If you have a Maven repository on your local filesystem, and you are interested in directions for taking a prerelease version of Archiva for a test drive, read on.
Test Driving a Prerelease of Archiva
Archiva isn’t really at a release state, but if you are interested in seeing what that Maven team has been cooking up, it’s fairly straightforward. From what I can see, it’s very functional, and follows the same approach as Continuum (plexus, tigris stylesheets(?)).
1. Install Subversion
2. Install Maven 2 (http://maven.apache.org)
3. “svn co http://svn.apache.org/repos/asf/maven/archiva/trunk archiva”
4. “cd archiva”
5. “mvn install” (will download necesary dependencies and plugins)
6. “cd archiva-webapp”
7 “mvn jetty:run”
That’s it, no configuration of anything, this is the fastest way to obtain the archiva code and run the repository manager. Now, once you get Archiva up and running, it will be listening on localhost:9000, if you hit http://localhost:9000 in a browser you will see a form asking you to add a managed Maven repository.
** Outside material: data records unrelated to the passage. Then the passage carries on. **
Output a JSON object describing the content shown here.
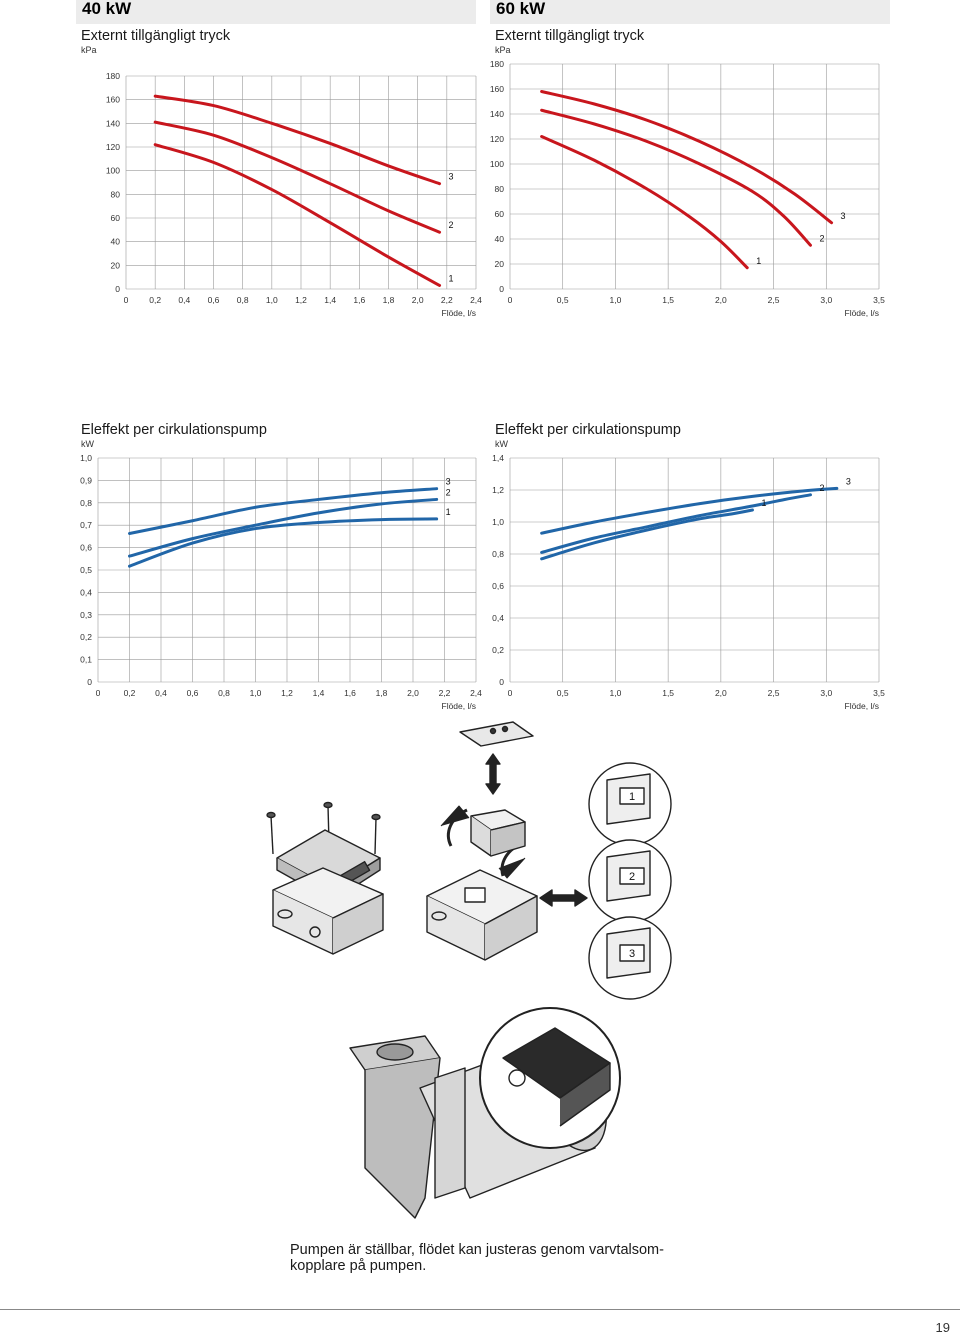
{
  "colors": {
    "pressure_curve": "#c8161d",
    "power_curve": "#2166a8",
    "grid": "#9a9a9a",
    "header_bar": "#ececec"
  },
  "left_heading": "40 kW",
  "right_heading": "60 kW",
  "charts": {
    "pressure_40": {
      "title": "Externt tillgängligt tryck",
      "unit": "kPa",
      "xlabel": "Flöde, l/s"
    },
    "pressure_60": {
      "title": "Externt tillgängligt tryck",
      "unit": "kPa",
      "xlabel": "Flöde, l/s"
    },
    "power_40": {
      "title": "Eleffekt per cirkulationspump",
      "unit": "kW",
      "xlabel": "Flöde, l/s"
    },
    "power_60": {
      "title": "Eleffekt per cirkulationspump",
      "unit": "kW",
      "xlabel": "Flöde, l/s"
    }
  },
  "chart_data": [
    {
      "id": "pressure_40",
      "type": "line",
      "color": "#c8161d",
      "xlim": [
        0,
        2.4
      ],
      "ylim": [
        0,
        180
      ],
      "xticks": [
        "0",
        "0,2",
        "0,4",
        "0,6",
        "0,8",
        "1,0",
        "1,2",
        "1,4",
        "1,6",
        "1,8",
        "2,0",
        "2,2",
        "2,4"
      ],
      "yticks": [
        "0",
        "20",
        "40",
        "60",
        "80",
        "100",
        "120",
        "140",
        "160",
        "180"
      ],
      "xtick_values": [
        0,
        0.2,
        0.4,
        0.6,
        0.8,
        1.0,
        1.2,
        1.4,
        1.6,
        1.8,
        2.0,
        2.2,
        2.4
      ],
      "ytick_values": [
        0,
        20,
        40,
        60,
        80,
        100,
        120,
        140,
        160,
        180
      ],
      "series": [
        {
          "name": "3",
          "points": [
            [
              0.2,
              163
            ],
            [
              0.6,
              155
            ],
            [
              1.0,
              140
            ],
            [
              1.4,
              123
            ],
            [
              1.8,
              104
            ],
            [
              2.15,
              89
            ]
          ]
        },
        {
          "name": "2",
          "points": [
            [
              0.2,
              141
            ],
            [
              0.6,
              130
            ],
            [
              1.0,
              111
            ],
            [
              1.4,
              89
            ],
            [
              1.8,
              66
            ],
            [
              2.15,
              48
            ]
          ]
        },
        {
          "name": "1",
          "points": [
            [
              0.2,
              122
            ],
            [
              0.6,
              107
            ],
            [
              1.0,
              84
            ],
            [
              1.4,
              56
            ],
            [
              1.8,
              27
            ],
            [
              2.15,
              3
            ]
          ]
        }
      ]
    },
    {
      "id": "pressure_60",
      "type": "line",
      "color": "#c8161d",
      "xlim": [
        0,
        3.5
      ],
      "ylim": [
        0,
        180
      ],
      "xticks": [
        "0",
        "0,5",
        "1,0",
        "1,5",
        "2,0",
        "2,5",
        "3,0",
        "3,5"
      ],
      "yticks": [
        "0",
        "20",
        "40",
        "60",
        "80",
        "100",
        "120",
        "140",
        "160",
        "180"
      ],
      "xtick_values": [
        0,
        0.5,
        1.0,
        1.5,
        2.0,
        2.5,
        3.0,
        3.5
      ],
      "ytick_values": [
        0,
        20,
        40,
        60,
        80,
        100,
        120,
        140,
        160,
        180
      ],
      "series": [
        {
          "name": "3",
          "points": [
            [
              0.3,
              158
            ],
            [
              0.8,
              148
            ],
            [
              1.3,
              135
            ],
            [
              1.8,
              118
            ],
            [
              2.3,
              97
            ],
            [
              2.7,
              76
            ],
            [
              3.05,
              53
            ]
          ]
        },
        {
          "name": "2",
          "points": [
            [
              0.3,
              143
            ],
            [
              0.8,
              132
            ],
            [
              1.3,
              118
            ],
            [
              1.8,
              100
            ],
            [
              2.3,
              78
            ],
            [
              2.6,
              58
            ],
            [
              2.85,
              35
            ]
          ]
        },
        {
          "name": "1",
          "points": [
            [
              0.3,
              122
            ],
            [
              0.8,
              103
            ],
            [
              1.3,
              80
            ],
            [
              1.7,
              58
            ],
            [
              2.0,
              38
            ],
            [
              2.25,
              17
            ]
          ]
        }
      ]
    },
    {
      "id": "power_40",
      "type": "line",
      "color": "#2166a8",
      "xlim": [
        0,
        2.4
      ],
      "ylim": [
        0,
        1.0
      ],
      "xticks": [
        "0",
        "0,2",
        "0,4",
        "0,6",
        "0,8",
        "1,0",
        "1,2",
        "1,4",
        "1,6",
        "1,8",
        "2,0",
        "2,2",
        "2,4"
      ],
      "yticks": [
        "0",
        "0,1",
        "0,2",
        "0,3",
        "0,4",
        "0,5",
        "0,6",
        "0,7",
        "0,8",
        "0,9",
        "1,0"
      ],
      "xtick_values": [
        0,
        0.2,
        0.4,
        0.6,
        0.8,
        1.0,
        1.2,
        1.4,
        1.6,
        1.8,
        2.0,
        2.2,
        2.4
      ],
      "ytick_values": [
        0,
        0.1,
        0.2,
        0.3,
        0.4,
        0.5,
        0.6,
        0.7,
        0.8,
        0.9,
        1.0
      ],
      "series": [
        {
          "name": "3",
          "points": [
            [
              0.2,
              0.663
            ],
            [
              0.6,
              0.72
            ],
            [
              1.0,
              0.78
            ],
            [
              1.4,
              0.815
            ],
            [
              1.8,
              0.845
            ],
            [
              2.15,
              0.863
            ]
          ]
        },
        {
          "name": "2",
          "points": [
            [
              0.2,
              0.562
            ],
            [
              0.6,
              0.64
            ],
            [
              1.0,
              0.7
            ],
            [
              1.4,
              0.755
            ],
            [
              1.8,
              0.795
            ],
            [
              2.15,
              0.815
            ]
          ]
        },
        {
          "name": "1",
          "points": [
            [
              0.2,
              0.517
            ],
            [
              0.6,
              0.62
            ],
            [
              1.0,
              0.685
            ],
            [
              1.4,
              0.712
            ],
            [
              1.8,
              0.725
            ],
            [
              2.15,
              0.728
            ]
          ]
        }
      ]
    },
    {
      "id": "power_60",
      "type": "line",
      "color": "#2166a8",
      "xlim": [
        0,
        3.5
      ],
      "ylim": [
        0,
        1.4
      ],
      "xticks": [
        "0",
        "0,5",
        "1,0",
        "1,5",
        "2,0",
        "2,5",
        "3,0",
        "3,5"
      ],
      "yticks": [
        "0",
        "0,2",
        "0,4",
        "0,6",
        "0,8",
        "1,0",
        "1,2",
        "1,4"
      ],
      "xtick_values": [
        0,
        0.5,
        1.0,
        1.5,
        2.0,
        2.5,
        3.0,
        3.5
      ],
      "ytick_values": [
        0,
        0.2,
        0.4,
        0.6,
        0.8,
        1.0,
        1.2,
        1.4
      ],
      "series": [
        {
          "name": "3",
          "points": [
            [
              0.3,
              0.93
            ],
            [
              0.8,
              1.0
            ],
            [
              1.3,
              1.06
            ],
            [
              1.8,
              1.115
            ],
            [
              2.3,
              1.16
            ],
            [
              2.8,
              1.195
            ],
            [
              3.1,
              1.21
            ]
          ]
        },
        {
          "name": "2",
          "points": [
            [
              0.3,
              0.81
            ],
            [
              0.8,
              0.9
            ],
            [
              1.3,
              0.97
            ],
            [
              1.8,
              1.04
            ],
            [
              2.3,
              1.1
            ],
            [
              2.6,
              1.14
            ],
            [
              2.85,
              1.17
            ]
          ]
        },
        {
          "name": "1",
          "points": [
            [
              0.3,
              0.77
            ],
            [
              0.8,
              0.87
            ],
            [
              1.3,
              0.95
            ],
            [
              1.8,
              1.02
            ],
            [
              2.1,
              1.05
            ],
            [
              2.3,
              1.075
            ]
          ]
        }
      ]
    }
  ],
  "illustration": {
    "switch_positions": [
      "1",
      "2",
      "3"
    ],
    "caption": "Pumpen är ställbar, flödet kan justeras genom varvtalsom-kopplare på pumpen."
  },
  "page_number": "19"
}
At this point you can point it at a local directory and tell Archiva to create an index (I’m assuming a Lucene index).
I’ll be interested in seeing how this application evolves over the next few months, and I’ll be even more interested in seeing how others adapt the reuseable archiva components contained in this multi-project. One thing I’m already anticipating is that someone is going to take the archiva-webapp as a template and take this project in a direction no one has even thought of yet. A customized version of archiva (a “mash-up” if you will) that provides a rich set of search options, visualizations, reports, and APIs is the next logical step.